The ERAA is the final nail in the coffin of the “Developmental State.” A developmental state uses its monopoly utilities to drive industrialisation, subsidise the poor, and guarantee national security. By “marketising” electricity, South Africa is treating energy as a luxury commodity rather than a fundamental right or a strategic asset.

We are told that the “Single Buyer” model is dead because Eskom failed. However, Eskom achieved record operational performance in 2017, with Energy Availability Factor reaching 78% (FY2017) and 86% (July 2017)—surpassing global benchmarks—while maintenance investment reached unprecedented levels at 12.99%. However, performance degraded sharply to 54.56% in 2023FY following the reform implementation in 2018, with the decline rate accelerating eightfold despite governance reforms. Eskom did not fail. The government collapsed Eskom. This is not a failure of the integrated model itself. Many of the world’s most stable and industrialised nations (including China and several European states) maintain strong, state-led integrated utilities because they understand that energy is too important to be left to the whims of quarterly profit cycles.

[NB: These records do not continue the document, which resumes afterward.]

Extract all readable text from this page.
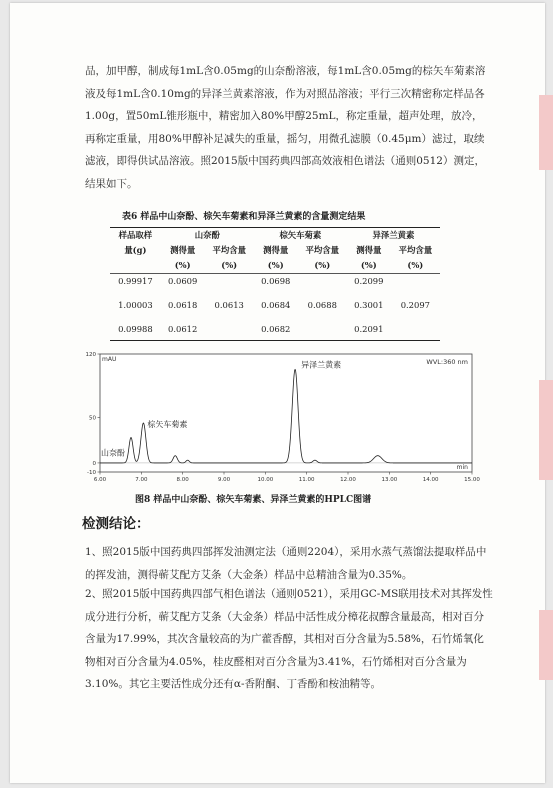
品，加甲醇，制成每1mL含0.05mg的山奈酚溶液，每1mL含0.05mg的棕矢车菊素溶液及每1mL含0.10mg的异泽兰黄素溶液，作为对照品溶液；平行三次精密称定样品各1.00g，置50mL锥形瓶中，精密加入80%甲醇25mL，称定重量，超声处理，放冷，再称定重量，用80%甲醇补足减失的重量，摇匀，用微孔滤膜（0.45μm）滤过，取续滤液，即得供试品溶液。照2015版中国药典四部高效液相色谱法（通则0512）测定，结果如下。
表6 样品中山奈酚、棕矢车菊素和异泽兰黄素的含量测定结果
样品取样	山奈酚		棕矢车菊素		异泽兰黄素	
量(g)	测得量	平均含量	测得量	平均含量	测得量	平均含量
	(%)	(%)	(%)	(%)	(%)	(%)
0.99917	0.0609		0.0698		0.2099	
1.00003	0.0618	0.0613	0.0684	0.0688	0.3001	0.2097
0.09988	0.0612		0.0682		0.2091	
mAU	WVL:360 nm
min
6.00	7.00	8.00	9.00	10.00	11.00	12.00	13.00	14.00	15.00
120
50
0
-10
山奈酚
棕矢车菊素
异泽兰黄素
图8 样品中山奈酚、棕矢车菊素、异泽兰黄素的HPLC图谱
检测结论：
1、照2015版中国药典四部挥发油测定法（通则2204），采用水蒸气蒸馏法提取样品中的挥发油，测得蕲艾配方艾条（大金条）样品中总精油含量为0.35%。
2、照2015版中国药典四部气相色谱法（通则0521），采用GC-MS联用技术对其挥发性成分进行分析，蕲艾配方艾条（大金条）样品中活性成分樟花叔醇含量最高，相对百分含量为17.99%，其次含量较高的为广藿香醇，其相对百分含量为5.58%，石竹烯氧化物相对百分含量为4.05%，桂皮醛相对百分含量为3.41%，石竹烯相对百分含量为3.10%。其它主要活性成分还有α-香附酮、丁香酚和桉油精等。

Conclusion: The Reckoning Awaits

As we approach the end of this decade, the “mirage of reform” will evaporate. The government may succeed in unbundling Eskom. It may succeed in creating a bustling trading floor for electricity. It may even succeed in attracting billions in “Green Finance.”

But none of these “successes” will matter if the electricity that is available on demand is gone. If the coal plants retire and the “market” fails to replace them with dispatchable power, the ERAA will be remembered not as a reform but as a suicide note.

The President insists that the reforms will proceed. He is right; they will proceed. But they are proceeding toward a cliff, and we have stripped ourselves of the only vehicle—a strong, integrated, state-led utility—capable of steering us away. The “fatal flaw” is not a bug in the system; it is the system itself. And in 2030, the math will finally settle the argument that the politicians refuse to hear.

Matshela Koko is the former acting Group CEO of Eskom. He writes in his personal capacity.